O presidente do Sebrae, Rodrigo Soares, esteve em São Paulo na terça-feira (21) para conhecer os primeiros resultados do Fundo Germina. O programa de investimento tem patrimônio de R$ 100 milhões e é voltado para pequenos negócios inovadores com potencial de escala. O fundo conta com parceiros de governança, como o banco BTG e empresas de venture capital.
“São recursos que geram resultados, ao alcançar startups que contribuem para melhorar o ecossistema de inovação da economia”, disse Soares. Ele conheceu a trajetória de José Neto, fundador e CEO da Bull Banker, que desenvolve infraestrutura tecnológica para serviços de crédito financeiro. Em seis meses de operação, o Germina já comprometeu 25% do capital total, percentual acima da média para fundos governamentais.
“A gente não pode errar nesse programa. Temos que alocar esse capital para fazê-lo girar, de forma a proteger os interesses do Sebrae e, ao mesmo tempo, fomentar as empresas”, afirmou Ricardo Fernandes, gestor do Fundo Germina no BTG.
Trajetória do empreendedor
A história de José Neto começou com uma pequena empresa de crédito produtivo em Teresina (PI), inspirada no economista Muhammad Yunus, Nobel da Paz e pioneiro em microcrédito. O negócio oferecia crédito para microempreendedores e chegou a Fortaleza (CE), onde se tornou líder do setor no Nordeste. Há dois anos, Neto vendeu a empresa e se mudou para São Paulo. Ao lado de uma sócia, criou a Bull Banker.
“Somos uma plataforma que faz o meio de campo entre varejistas que oferecem produtos de crédito e sua base de clientes”, explicou. Para estruturar o negócio, ele buscou financiamento no mercado de capitais e, em agosto de 2025, foi selecionado pela Canary, parceira do BTG na aplicação dos recursos do Sebrae. A Bull Banker tem 32 funcionários, sendo 20 em São Paulo e 12 em Fortaleza.
Expansão do fundo
Valdir Oliveira, gerente de Capitalização e Serviços Financeiros do Sebrae Nacional, afirmou que o fundo é complementar ao programa Capital Empreendedor. “Ainda que não seja uma empresa financeira, o Sebrae entra como investidor para alavancar investimentos, porque existe uma anomalia no mercado no que se refere ao financiamento de pequenos negócios”, disse. Segundo ele, o fundo deve crescer com a entrada dos Sebrae estaduais com novos aportes. “O Sebrae Nacional só estrutura os recursos”, esclareceu.

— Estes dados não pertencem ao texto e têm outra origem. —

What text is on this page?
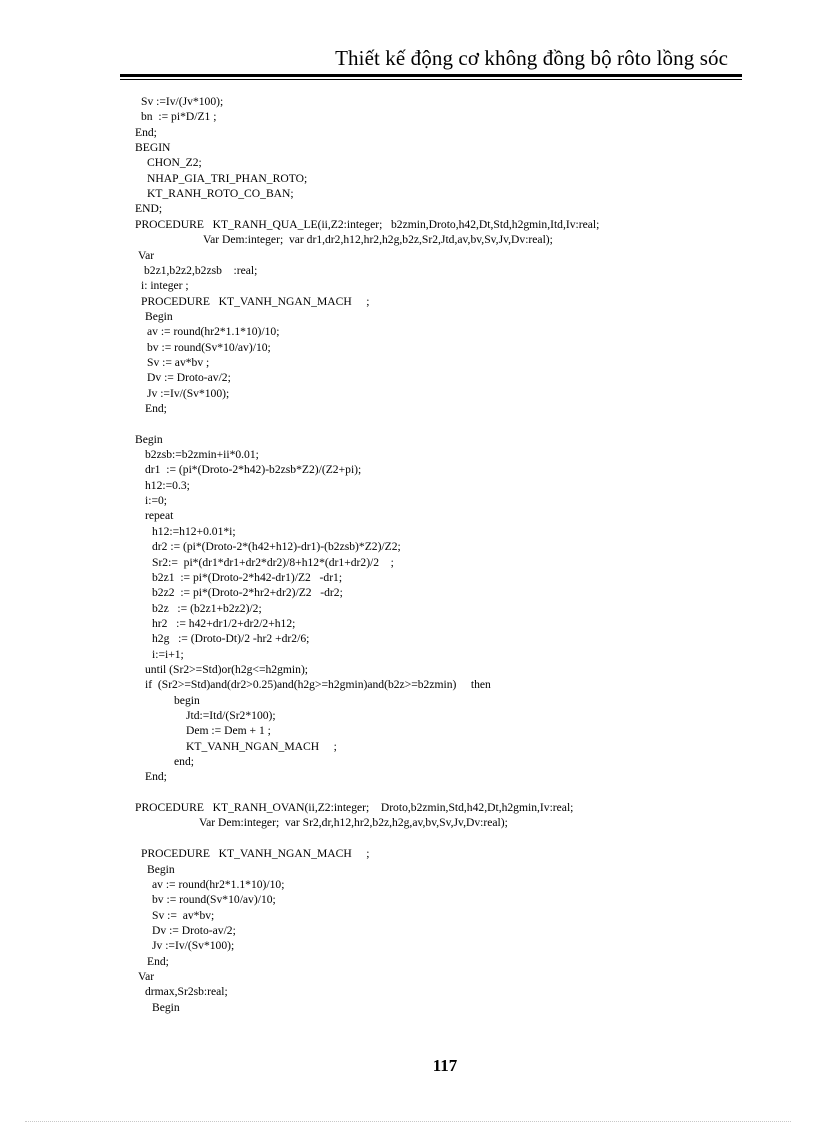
Thiết kế động cơ không đồng bộ rôto lồng sóc
Sv :=Iv/(Jv*100);
bn  := pi*D/Z1 ;
End;
BEGIN
CHON_Z2;
NHAP_GIA_TRI_PHAN_ROTO;
KT_RANH_ROTO_CO_BAN;
END;
PROCEDURE   KT_RANH_QUA_LE(ii,Z2:integer;   b2zmin,Droto,h42,Dt,Std,h2gmin,Itd,Iv:real;
Var Dem:integer;  var dr1,dr2,h12,hr2,h2g,b2z,Sr2,Jtd,av,bv,Sv,Jv,Dv:real);
Var
b2z1,b2z2,b2zsb    :real;
i: integer ;
PROCEDURE   KT_VANH_NGAN_MACH     ;
Begin
av := round(hr2*1.1*10)/10;
bv := round(Sv*10/av)/10;
Sv := av*bv ;
Dv := Droto-av/2;
Jv :=Iv/(Sv*100);
End;
Begin
b2zsb:=b2zmin+ii*0.01;
dr1  := (pi*(Droto-2*h42)-b2zsb*Z2)/(Z2+pi);
h12:=0.3;
i:=0;
repeat
h12:=h12+0.01*i;
dr2 := (pi*(Droto-2*(h42+h12)-dr1)-(b2zsb)*Z2)/Z2;
Sr2:=  pi*(dr1*dr1+dr2*dr2)/8+h12*(dr1+dr2)/2    ;
b2z1  := pi*(Droto-2*h42-dr1)/Z2   -dr1;
b2z2  := pi*(Droto-2*hr2+dr2)/Z2   -dr2;
b2z   := (b2z1+b2z2)/2;
hr2   := h42+dr1/2+dr2/2+h12;
h2g   := (Droto-Dt)/2 -hr2 +dr2/6;
i:=i+1;
until (Sr2>=Std)or(h2g<=h2gmin);
if  (Sr2>=Std)and(dr2>0.25)and(h2g>=h2gmin)and(b2z>=b2zmin)     then
begin
Jtd:=Itd/(Sr2*100);
Dem := Dem + 1 ;
KT_VANH_NGAN_MACH     ;
end;
End;
PROCEDURE   KT_RANH_OVAN(ii,Z2:integer;    Droto,b2zmin,Std,h42,Dt,h2gmin,Iv:real;
Var Dem:integer;  var Sr2,dr,h12,hr2,b2z,h2g,av,bv,Sv,Jv,Dv:real);
PROCEDURE   KT_VANH_NGAN_MACH     ;
Begin
av := round(hr2*1.1*10)/10;
bv := round(Sv*10/av)/10;
Sv :=  av*bv;
Dv := Droto-av/2;
Jv :=Iv/(Sv*100);
End;
Var
drmax,Sr2sb:real;
Begin
117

Giovanni Beviláqua, coordenador de Acesso a Crédito e Investimentos do Sebrae, afirmou que o Germina pode se tornar o maior fundo de investimento de pequenos negócios. “Pela capilaridade do Sebrae, esse fundo já nasceu grande”, considerou.

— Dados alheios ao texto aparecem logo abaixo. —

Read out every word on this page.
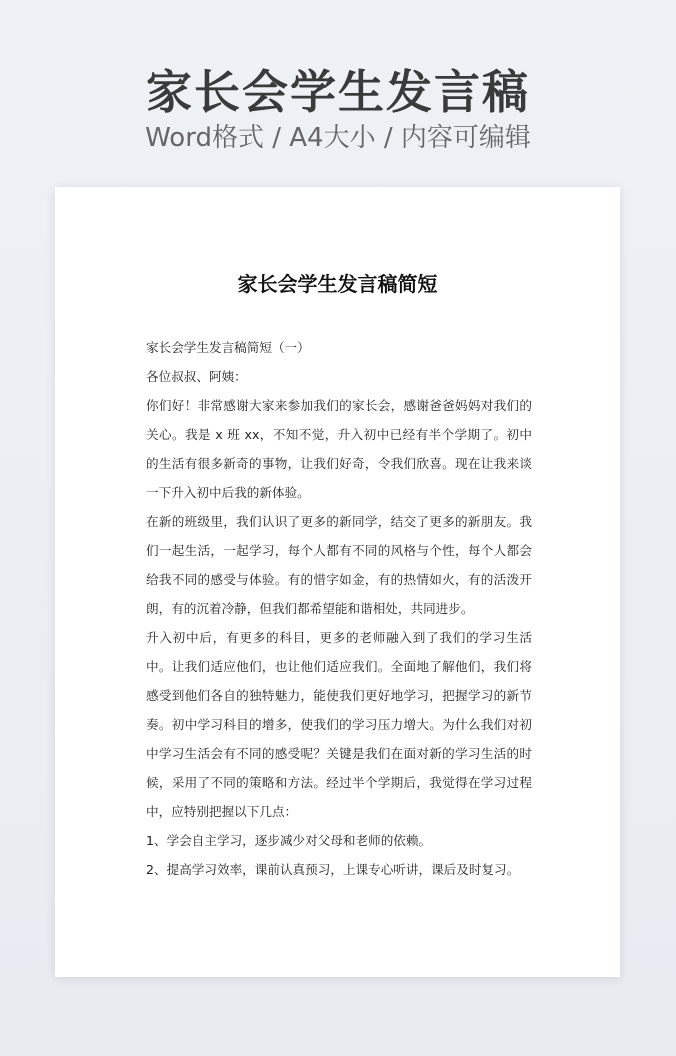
家长会学生发言稿
Word格式 / A4大小 / 内容可编辑
家长会学生发言稿简短

家长会学生发言稿简短（一）

各位叔叔、阿姨：

你们好！非常感谢大家来参加我们的家长会，感谢爸爸妈妈对我们的关心。我是 x 班 xx，不知不觉，升入初中已经有半个学期了。初中的生活有很多新奇的事物，让我们好奇，令我们欣喜。现在让我来谈一下升入初中后我的新体验。

在新的班级里，我们认识了更多的新同学，结交了更多的新朋友。我们一起生活，一起学习，每个人都有不同的风格与个性，每个人都会给我不同的感受与体验。有的惜字如金，有的热情如火，有的活泼开朗，有的沉着冷静，但我们都希望能和谐相处，共同进步。

升入初中后，有更多的科目，更多的老师融入到了我们的学习生活中。让我们适应他们，也让他们适应我们。全面地了解他们，我们将感受到他们各自的独特魅力，能使我们更好地学习，把握学习的新节奏。初中学习科目的增多，使我们的学习压力增大。为什么我们对初中学习生活会有不同的感受呢？关键是我们在面对新的学习生活的时候，采用了不同的策略和方法。经过半个学期后，我觉得在学习过程中，应特别把握以下几点：

1、学会自主学习，逐步减少对父母和老师的依赖。

2、提高学习效率，课前认真预习，上课专心听讲，课后及时复习。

Marcos Toledo Leite, sócio da Canary, disse que o tempo de negociação para fechar um investimento pode levar de dois a três anos. “Nos últimos sete anos, 150 empresas foram investidas por nós, gerando mais de sete mil empregos.” Ele explicou que a maioria são empresas de pequeno porte que precisam de capital de longo prazo. Entre os critérios de escolha, estão dados, análise de risco e as pessoas envolvidas na iniciativa. “Quando gostamos muito do time, investimos”, revelou.